Georgia Warnke, political science professor and director at the Center for Ideas and Society, discussed the event in an interview with The Highlander. “The OpEd Project is an organization interested in increasing the number of voices and range of ideas aired in public media,” wrote Wamke in an email. She listed a variety of organizations that could benefit from the workshop, including universities, think tanks, non-profit foundations and corporations. It focuses on training these individuals to translate their expertise into prose. Furthermore, Warnke said that all of the participants were women, representing the UCR School of Business Administration, CHASS, CNAS and the Academic Resource Center.

Warnke emphasized that the project’s leaders are less concerned with improving faculty writing than they are with helping faculty turn academic research into writing, which is a resource that is not always accessible through schools in their respective professions.
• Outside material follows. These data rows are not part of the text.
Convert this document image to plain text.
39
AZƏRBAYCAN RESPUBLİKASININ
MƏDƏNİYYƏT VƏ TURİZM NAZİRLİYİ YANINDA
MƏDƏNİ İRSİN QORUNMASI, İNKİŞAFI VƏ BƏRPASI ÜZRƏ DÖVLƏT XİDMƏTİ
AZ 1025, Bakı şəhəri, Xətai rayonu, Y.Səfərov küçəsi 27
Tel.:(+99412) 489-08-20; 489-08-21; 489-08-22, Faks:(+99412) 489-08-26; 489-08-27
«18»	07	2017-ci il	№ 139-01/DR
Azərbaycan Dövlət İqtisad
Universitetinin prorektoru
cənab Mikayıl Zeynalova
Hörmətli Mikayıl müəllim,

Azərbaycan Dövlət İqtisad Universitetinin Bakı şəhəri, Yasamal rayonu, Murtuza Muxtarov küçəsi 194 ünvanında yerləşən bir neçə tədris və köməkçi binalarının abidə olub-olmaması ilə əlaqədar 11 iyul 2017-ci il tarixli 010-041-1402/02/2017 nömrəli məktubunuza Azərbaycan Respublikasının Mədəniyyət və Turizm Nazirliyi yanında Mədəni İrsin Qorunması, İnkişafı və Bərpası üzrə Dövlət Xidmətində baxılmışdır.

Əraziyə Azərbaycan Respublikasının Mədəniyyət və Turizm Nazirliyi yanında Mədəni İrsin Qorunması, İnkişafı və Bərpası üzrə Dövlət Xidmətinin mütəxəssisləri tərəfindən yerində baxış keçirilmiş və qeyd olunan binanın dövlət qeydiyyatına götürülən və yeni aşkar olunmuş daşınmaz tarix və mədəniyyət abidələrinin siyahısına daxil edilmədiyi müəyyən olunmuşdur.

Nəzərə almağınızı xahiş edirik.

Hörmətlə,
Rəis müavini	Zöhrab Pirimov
She said she hopes the project will help UCR faculty become better known and contribute to an increase in UCR’s visibility. “The program is directed at faculty not students, but in this era of fake news and dubious claims, we all need to check the credibility of the news sources on which we rely,” said Warnke.

The project’s first goal in diversifying voices heard in the media is by increasing engagement from women. In an interview with The Highlander, John Warren, UCR’s Director of Media Relations, described the workshop as one that mirrors the intent of the New York-based OpEd Project’s mission as a faculty training exercise. According to Warren, “The goal (is) to provide the tools to women faculty to publish opinion pieces related to their research and instruction.” Warren added that roughly 11 percent of all opinion articles are written by women, a figure he hopes will grow through programs like these.

Friday’s session was led by award-winning journalist Deborah Douglas, a senior leader with The OpEd Project and lecturer at The Medill School at Northwestern University. Douglas has also appeared on CNN, worked on the editorial board of the Chicago Sun-Times and contributes regularly to the Huffington Post.